About the Marine Monitoring Program
Why Monitor Reefs?
Reef monitoring is a vital tool that we have at our disposal. Not only does it allow us to see what species we have on our reef communities but the health of these communities can tell us important things about the quality of the water surrounding our islands. This can also give us leads on how to improve our resource management strategies.
What can the presence or lack of benthic species, such as corals and algae tell us about the health of coral reefs?
Every reef, just like every person, looks a little different. Certain species have different roles and require different conditions to live. Long term monitoring of our reefs allows us to get a different idea of what species are found on our different reefs. When we find species that haven’t been on our reefs before or are there at the wrong time of year, we know that we need to divert more of our resources to figuring out what caused this change and determine if this is a natural change or if it’s due to something caused by humans.
What does the Marine Monitoring Team do?
Marine monitoring is in charge of monitoring the health of the marine ecosystems across the Northern Mariana Islands. We are like the doctors of the ocean. We do check-ups on all the habitats within the marine ecosystems – reef flat, lagoon, seagrass.
We have sites across different islands and different habitats. We look at the different things that comprise our coral reef ecosystems, which are the corals themselves, the fish around the corals, the algae that share the space with the corals and also the invertebrates that live there. When we go out and check the fish abundances or the amount of corals in a certain reef, it lets us know how this reef is doing over time. As we revisit each site every year, we see changes and relate them to different factors we find, whether it be caused by humans or natural disturbances.
In many areas around CNMI, reef flats are the first marine environment encountered next to dry land. Reef flats are the shallow areas between the shoreline and the breaking waves on the reef crest. In some areas, such as Lau Lau Bay, sediment and nutrient pollution are washing from shore and have caused coral habitat to change to an environment dominated by fleshy algae. In other areas, the relatively natural coastline has allowed the growth of a coral rich environment.
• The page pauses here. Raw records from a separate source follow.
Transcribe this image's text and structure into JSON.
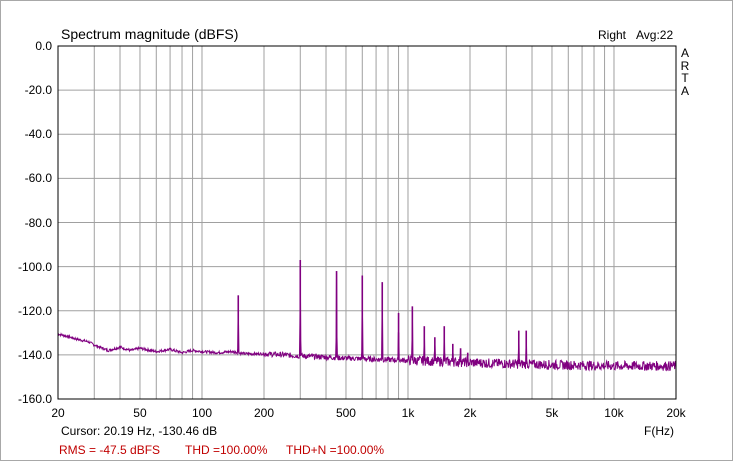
{
  "header": {
    "title": "Spectrum magnitude (dBFS)",
    "channel": "Right",
    "avg": "Avg:22"
  },
  "brand": {
    "letters": [
      "A",
      "R",
      "T",
      "A"
    ]
  },
  "footer": {
    "cursor": "Cursor: 20.19 Hz, -130.46 dB",
    "rms": "RMS =  -47.5  dBFS",
    "thd": "THD =100.00%",
    "thdn": "THD+N =100.00%"
  },
  "colors": {
    "trace": "#800080",
    "grid": "#a0a0a0",
    "red_text": "#c00000"
  },
  "chart_data": {
    "type": "line",
    "title": "Spectrum magnitude (dBFS)",
    "xlabel": "F(Hz)",
    "ylabel": "",
    "x_scale": "log",
    "xlim": [
      20,
      20000
    ],
    "ylim": [
      -160,
      0
    ],
    "grid": true,
    "y_ticks": [
      "0.0",
      "-20.0",
      "-40.0",
      "-60.0",
      "-80.0",
      "-100.0",
      "-120.0",
      "-140.0",
      "-160.0"
    ],
    "x_ticks": [
      {
        "v": 20,
        "label": "20"
      },
      {
        "v": 50,
        "label": "50"
      },
      {
        "v": 100,
        "label": "100"
      },
      {
        "v": 200,
        "label": "200"
      },
      {
        "v": 500,
        "label": "500"
      },
      {
        "v": 1000,
        "label": "1k"
      },
      {
        "v": 2000,
        "label": "2k"
      },
      {
        "v": 5000,
        "label": "5k"
      },
      {
        "v": 10000,
        "label": "10k"
      },
      {
        "v": 20000,
        "label": "20k"
      }
    ],
    "noise_floor": [
      [
        20,
        -130.5
      ],
      [
        22,
        -131.5
      ],
      [
        25,
        -133
      ],
      [
        28,
        -134
      ],
      [
        30,
        -135.5
      ],
      [
        35,
        -138
      ],
      [
        40,
        -136.5
      ],
      [
        45,
        -138
      ],
      [
        50,
        -137
      ],
      [
        60,
        -138.5
      ],
      [
        70,
        -137.5
      ],
      [
        80,
        -139
      ],
      [
        90,
        -138
      ],
      [
        100,
        -138.5
      ],
      [
        120,
        -139
      ],
      [
        140,
        -138.5
      ],
      [
        160,
        -139.5
      ],
      [
        200,
        -139.5
      ],
      [
        250,
        -140
      ],
      [
        300,
        -140.5
      ],
      [
        400,
        -141
      ],
      [
        500,
        -141.5
      ],
      [
        700,
        -142
      ],
      [
        1000,
        -142.5
      ],
      [
        1500,
        -143
      ],
      [
        2000,
        -143.5
      ],
      [
        3000,
        -144
      ],
      [
        5000,
        -144.5
      ],
      [
        10000,
        -145
      ],
      [
        20000,
        -145
      ]
    ],
    "peaks": [
      {
        "f": 150,
        "db": -113
      },
      {
        "f": 300,
        "db": -97
      },
      {
        "f": 450,
        "db": -102
      },
      {
        "f": 600,
        "db": -104
      },
      {
        "f": 750,
        "db": -107
      },
      {
        "f": 900,
        "db": -121
      },
      {
        "f": 1050,
        "db": -118
      },
      {
        "f": 1200,
        "db": -127
      },
      {
        "f": 1350,
        "db": -132
      },
      {
        "f": 1500,
        "db": -127
      },
      {
        "f": 1650,
        "db": -135
      },
      {
        "f": 1800,
        "db": -137
      },
      {
        "f": 1950,
        "db": -139
      },
      {
        "f": 3450,
        "db": -129
      },
      {
        "f": 3750,
        "db": -129
      }
    ]
  }
}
Monthly monitoring of the benthic, reef-flat community allows us to document annual cycles in macroalgae growth. It is known that “brown” runoff washes into the bay during storm events, providing excess nutrients to the nearshore ecosystem, and favorable conditions for certain macroalgae to grow and persist. The Coastal Resources Management and Division of Environmental Quality have recently started several programs that will help reduce the amount of runoff and “clean” the watershed. Our reef flat monitoring data will help to evaluate and document the hopefully positive results of their management efforts.